Assis à des tables à pique-nique en habits de neige, les pieds dans la quinzaine de centimètres de flocons tombés la veille, des élèves d’une école primaire d’Anjou révisaient leurs homophones, mercredi. La scène inusitée ne semblait pas impressionner un homme qui, de l’autre côté de la rue, passait sa souffleuse sans se soucier de la horde d’enfants. À croire qu’en ces temps de pandémie, plus grand-chose n’étonne.

Faire l’école dehors au moins une heure par jour, c’est le projet de l’enseignante de 6e année de l’école primaire Wilfrid-Pelletier, Vanessa Beaudry. Beau temps, mauvais temps, dans la neige comme sous la pluie, ses élèves sortent s’aérer, et pas seulement pour jouer. Le grand air, c’est aussi pour travailler.

Quelles matières peuvent être vues dehors ? Avec de l’adaptation et de la planification, toutes les matières, dit l’enseignante.

« On fait des apprentissages significatifs. Il y a des stimuli externes, c’est certain, mais je sens que les élèves sont plus concentrés. Les matières rentrent encore mieux quand les élèves peuvent toucher à du vrai matériel », explique Vanessa Beaudry. Les fractions, donne-t-elle en exemple, peuvent être rendues concrètes par des boules de neige qu’on sépare. La lecture ? Les élèves la font assis au pied de « leur arbre », dans un parc jouxtant l’école.

La pandémie et les risques de contagion à l’école n’ont fait que donner un peu de souffle au projet de l’enseignante de 29 ans.

Ça m’a poussée à aller dehors avec mes élèves tous les jours. À la base, je voulais sortir trois fois par semaine, mais on dit que le risque de contagion est beaucoup moins élevé à l’extérieur. Les élèves viennent cinq heures à l’école, c’est une heure de moins à l’intérieur.

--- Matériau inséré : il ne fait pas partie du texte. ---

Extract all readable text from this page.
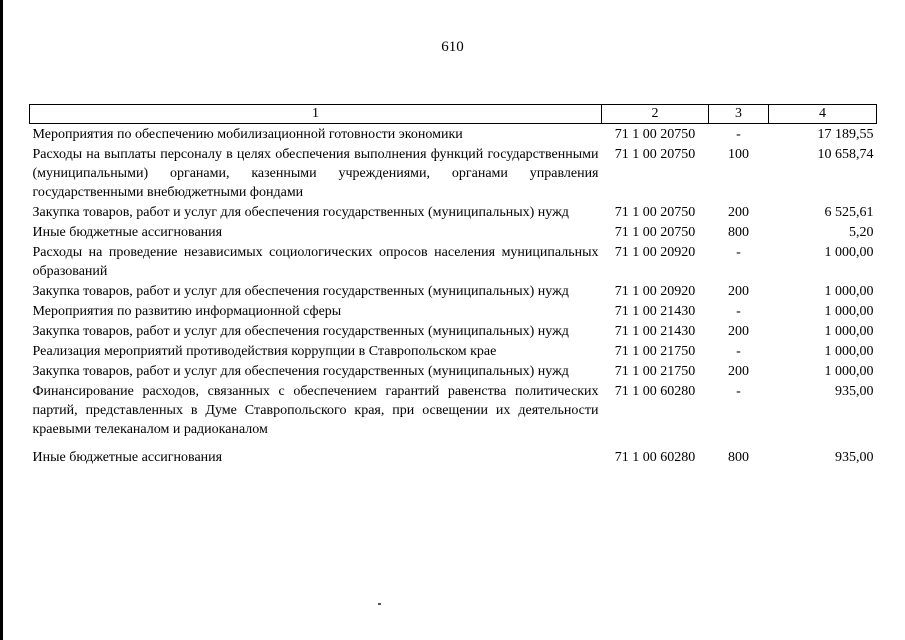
610
1	2	3	4
Мероприятия по обеспечению мобилизационной готовности экономики	71 1 00 20750	-	17 189,55
Расходы на выплаты персоналу в целях обеспечения выполнения функций государственными (муниципальными) органами, казенными учреждениями, органами управления государственными внебюджетными фондами	71 1 00 20750	100	10 658,74
Закупка товаров, работ и услуг для обеспечения государственных (муниципальных) нужд	71 1 00 20750	200	6 525,61
Иные бюджетные ассигнования	71 1 00 20750	800	5,20
Расходы на проведение независимых социологических опросов населения муниципальных образований	71 1 00 20920	-	1 000,00
Закупка товаров, работ и услуг для обеспечения государственных (муниципальных) нужд	71 1 00 20920	200	1 000,00
Мероприятия по развитию информационной сферы	71 1 00 21430	-	1 000,00
Закупка товаров, работ и услуг для обеспечения государственных (муниципальных) нужд	71 1 00 21430	200	1 000,00
Реализация мероприятий противодействия коррупции в Ставропольском крае	71 1 00 21750	-	1 000,00
Закупка товаров, работ и услуг для обеспечения государственных (муниципальных) нужд	71 1 00 21750	200	1 000,00
Финансирование расходов, связанных с обеспечением гарантий равенства политических партий, представленных в Думе Ставропольского края, при освещении их деятельности краевыми телеканалом и радиоканалом	71 1 00 60280	-	935,00
Иные бюджетные ассигнования	71 1 00 60280	800	935,00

Vanessa Beaudry, enseignante de 6e année à l’école Wilfrid-Pelletier

  • Les élèves utilisent des tapis de yoga pour couvrir les tables et s’assurent de ranger le matériel avant de revenir à l’intérieur.

    PHOTO DAVID BOILY, LA PRESSE

    Les élèves utilisent des tapis de yoga pour couvrir les tables et s’assurent de ranger le matériel avant de revenir à l’intérieur.

  • Les élèves s’installent avec leur matériel sur les tables de pique-nique et peuvent faire leur lecture assis au pied d’un arbre.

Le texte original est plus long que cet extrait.